Roz Chast


Rosalind "Roz" Chast is an American cartoonist and a staff cartoonist for The New Yorker. Since 1978, she has published more than 800 cartoons in The New Yorker. She also publishes cartoons in Scientific American and the Harvard Business Review.
In recognition of her work, Comics Alliance listed Chast as one of twelve women cartoonists deserving of lifetime achievement recognition. In May 2017, she received the Alumni Award for Artistic Achievement at the Rhode Island School of Design commencement ceremony.

Early life and education

Chast grew up in the Flatbush section of Brooklyn, the only child of George Chast, a high school French and Spanish teacher who subscribed to The New Yorker, and Elizabeth, an assistant principal in an elementary school.
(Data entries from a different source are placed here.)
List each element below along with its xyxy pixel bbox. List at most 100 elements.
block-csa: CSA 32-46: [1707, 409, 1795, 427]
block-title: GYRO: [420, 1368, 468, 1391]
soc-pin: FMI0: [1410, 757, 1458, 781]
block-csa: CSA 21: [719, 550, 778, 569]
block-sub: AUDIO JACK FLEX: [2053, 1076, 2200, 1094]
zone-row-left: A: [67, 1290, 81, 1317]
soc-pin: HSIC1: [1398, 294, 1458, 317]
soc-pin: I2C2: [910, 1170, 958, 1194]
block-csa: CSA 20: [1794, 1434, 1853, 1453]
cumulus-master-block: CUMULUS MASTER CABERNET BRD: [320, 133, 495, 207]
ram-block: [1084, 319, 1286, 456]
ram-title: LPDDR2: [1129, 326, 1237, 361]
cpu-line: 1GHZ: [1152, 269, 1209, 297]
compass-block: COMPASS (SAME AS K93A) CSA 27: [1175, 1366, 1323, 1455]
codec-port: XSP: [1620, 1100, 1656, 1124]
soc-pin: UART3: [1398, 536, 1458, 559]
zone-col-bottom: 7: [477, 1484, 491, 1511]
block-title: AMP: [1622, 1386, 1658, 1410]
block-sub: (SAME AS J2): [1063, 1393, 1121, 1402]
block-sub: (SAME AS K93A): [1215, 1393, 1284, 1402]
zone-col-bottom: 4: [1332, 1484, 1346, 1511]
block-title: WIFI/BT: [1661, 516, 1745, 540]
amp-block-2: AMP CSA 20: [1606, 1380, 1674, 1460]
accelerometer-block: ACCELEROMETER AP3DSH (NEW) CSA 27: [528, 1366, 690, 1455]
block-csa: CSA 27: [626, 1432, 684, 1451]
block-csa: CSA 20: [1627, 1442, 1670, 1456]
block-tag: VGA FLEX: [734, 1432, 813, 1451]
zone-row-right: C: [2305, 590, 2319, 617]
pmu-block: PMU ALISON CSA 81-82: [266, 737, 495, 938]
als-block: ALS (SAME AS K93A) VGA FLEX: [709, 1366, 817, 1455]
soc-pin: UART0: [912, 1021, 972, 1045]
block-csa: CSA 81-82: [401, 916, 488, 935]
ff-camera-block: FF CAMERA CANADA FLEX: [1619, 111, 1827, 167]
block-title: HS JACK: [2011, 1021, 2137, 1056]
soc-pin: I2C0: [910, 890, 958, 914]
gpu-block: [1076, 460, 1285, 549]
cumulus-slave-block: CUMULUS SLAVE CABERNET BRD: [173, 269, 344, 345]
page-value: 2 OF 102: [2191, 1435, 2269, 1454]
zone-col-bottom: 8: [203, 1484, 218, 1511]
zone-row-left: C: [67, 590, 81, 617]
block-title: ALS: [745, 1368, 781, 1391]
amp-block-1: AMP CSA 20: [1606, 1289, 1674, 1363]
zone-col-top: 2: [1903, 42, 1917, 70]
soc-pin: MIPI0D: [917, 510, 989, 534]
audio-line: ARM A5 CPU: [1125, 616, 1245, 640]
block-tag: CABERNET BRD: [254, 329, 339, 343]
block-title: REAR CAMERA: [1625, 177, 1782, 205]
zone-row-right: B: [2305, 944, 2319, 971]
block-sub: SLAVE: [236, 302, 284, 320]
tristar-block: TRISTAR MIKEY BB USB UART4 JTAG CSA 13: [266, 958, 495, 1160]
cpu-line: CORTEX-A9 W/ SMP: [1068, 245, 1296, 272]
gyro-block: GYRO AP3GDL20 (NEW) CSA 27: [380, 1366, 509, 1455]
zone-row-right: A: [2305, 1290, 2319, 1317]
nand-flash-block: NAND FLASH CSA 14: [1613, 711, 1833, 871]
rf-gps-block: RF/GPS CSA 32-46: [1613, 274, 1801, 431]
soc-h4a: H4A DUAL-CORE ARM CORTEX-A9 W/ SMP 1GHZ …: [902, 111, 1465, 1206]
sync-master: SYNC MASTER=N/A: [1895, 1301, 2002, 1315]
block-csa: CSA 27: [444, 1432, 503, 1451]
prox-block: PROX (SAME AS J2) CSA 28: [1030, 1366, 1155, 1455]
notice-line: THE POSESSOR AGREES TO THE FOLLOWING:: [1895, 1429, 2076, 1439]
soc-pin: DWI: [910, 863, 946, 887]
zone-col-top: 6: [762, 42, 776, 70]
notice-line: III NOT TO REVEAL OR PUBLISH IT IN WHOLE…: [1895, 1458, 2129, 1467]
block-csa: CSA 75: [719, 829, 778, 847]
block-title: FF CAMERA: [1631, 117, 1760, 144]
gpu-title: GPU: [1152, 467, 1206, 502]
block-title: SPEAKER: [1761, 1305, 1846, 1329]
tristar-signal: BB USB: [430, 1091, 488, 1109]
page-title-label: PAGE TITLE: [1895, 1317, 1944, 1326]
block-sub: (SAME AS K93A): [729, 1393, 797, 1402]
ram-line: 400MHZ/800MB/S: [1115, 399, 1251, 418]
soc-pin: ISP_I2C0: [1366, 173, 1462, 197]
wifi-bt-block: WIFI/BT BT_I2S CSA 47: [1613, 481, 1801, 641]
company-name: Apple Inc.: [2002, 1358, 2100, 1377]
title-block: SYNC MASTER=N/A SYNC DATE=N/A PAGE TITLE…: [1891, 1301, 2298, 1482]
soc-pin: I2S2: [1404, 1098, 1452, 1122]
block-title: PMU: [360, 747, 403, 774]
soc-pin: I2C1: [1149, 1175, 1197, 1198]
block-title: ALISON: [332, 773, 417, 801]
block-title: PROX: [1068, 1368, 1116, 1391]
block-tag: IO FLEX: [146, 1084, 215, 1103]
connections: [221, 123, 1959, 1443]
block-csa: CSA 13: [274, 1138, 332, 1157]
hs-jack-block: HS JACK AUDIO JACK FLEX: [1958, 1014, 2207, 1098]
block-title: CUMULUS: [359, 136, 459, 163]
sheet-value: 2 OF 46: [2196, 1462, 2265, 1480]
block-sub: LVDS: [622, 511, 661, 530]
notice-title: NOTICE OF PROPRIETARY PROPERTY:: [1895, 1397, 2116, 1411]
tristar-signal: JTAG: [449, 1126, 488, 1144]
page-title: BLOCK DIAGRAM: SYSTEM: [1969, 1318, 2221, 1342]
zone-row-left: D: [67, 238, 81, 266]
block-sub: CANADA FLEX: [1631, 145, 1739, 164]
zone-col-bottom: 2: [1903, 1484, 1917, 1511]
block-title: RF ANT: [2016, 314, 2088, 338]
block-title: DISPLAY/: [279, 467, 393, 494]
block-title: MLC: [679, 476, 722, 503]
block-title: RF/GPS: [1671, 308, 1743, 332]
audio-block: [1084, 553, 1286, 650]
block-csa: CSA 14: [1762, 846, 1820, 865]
Her Jewish parents were children during the Great Depression, and she has spoken about their extreme frugality. She graduated from Midwood High School in Brooklyn, and attended Kirkland College. She studied at the Rhode Island School of Design and received a BFA in painting in 1977. She also holds honorary doctorates from Pratt Institute and Dartmouth College, and is a member of the American Academy of Arts and Sciences.

Career

Chast's subjects often deal with domestic and family life. In a 2006 interview with comedian Steve Martin for the New Yorker Festival, Chast revealed that she enjoys drawing interior scenes, often involving lamps and accentuated wall paper, to serve as the backdrop for her comics. Her comics reflect a "conspiracy of inanimate objects", an expression she credits to her mother.
Her first New Yorker cartoon, Little Things, was sold to the magazine in April 1978. The cartoon, which Chast describes as "peculiar and personal", shows a small collection of "Little Things"—strangely-named, oddly-shaped small objects such as "chent", "spak", and "tiv". Chast's drawing style shuns conventional craft in her figure drawing, perspective, shading, etc.; this approach is similar to that of several other female cartoonists, notably Aline Kominsky-Crumb and Lynda Barry. A significant part of the humor in Chast's cartoons appears in the background and the corners of the frames.
Her New Yorker cartoons began as small black-and-white panels, but increasingly used more color and her work often appears over several pages. Her first cover for The New Yorker was on August 4, 1986, showing a lecturer in a white coat pointing to a family tree of ice cream.
She has written or illustrated more than a dozen books, including Unscientific Americans, Parallel Universes, Mondo Boxo, Proof of Life on Earth, The Four Elements and The Party After You Left: Collected Cartoons 1995–2003. In 2006, Theories of Everything: Selected Collected and Health-Inspected Cartoons, 1978–2006 was published, collecting most of her cartoons from The New Yorker and other periodicals. One characteristic of her books is that the "author photo" is always a cartoon she draws of, presumably, herself. The title page, including the Library of Congress cataloging information, is also hand-lettered by Chast.
Her book Can't We Talk About Something More Pleasant? is a graphic memoir, combining cartoons, text, and photographs to tell the story of an only child helping her elderly parents navigate the end of their lives.
She is represented by the Danese/Corey gallery in Chelsea, New York City.

Personal life

She lives in Ridgefield, Connecticut with her husband, humor writer Bill Franzen. They have two children.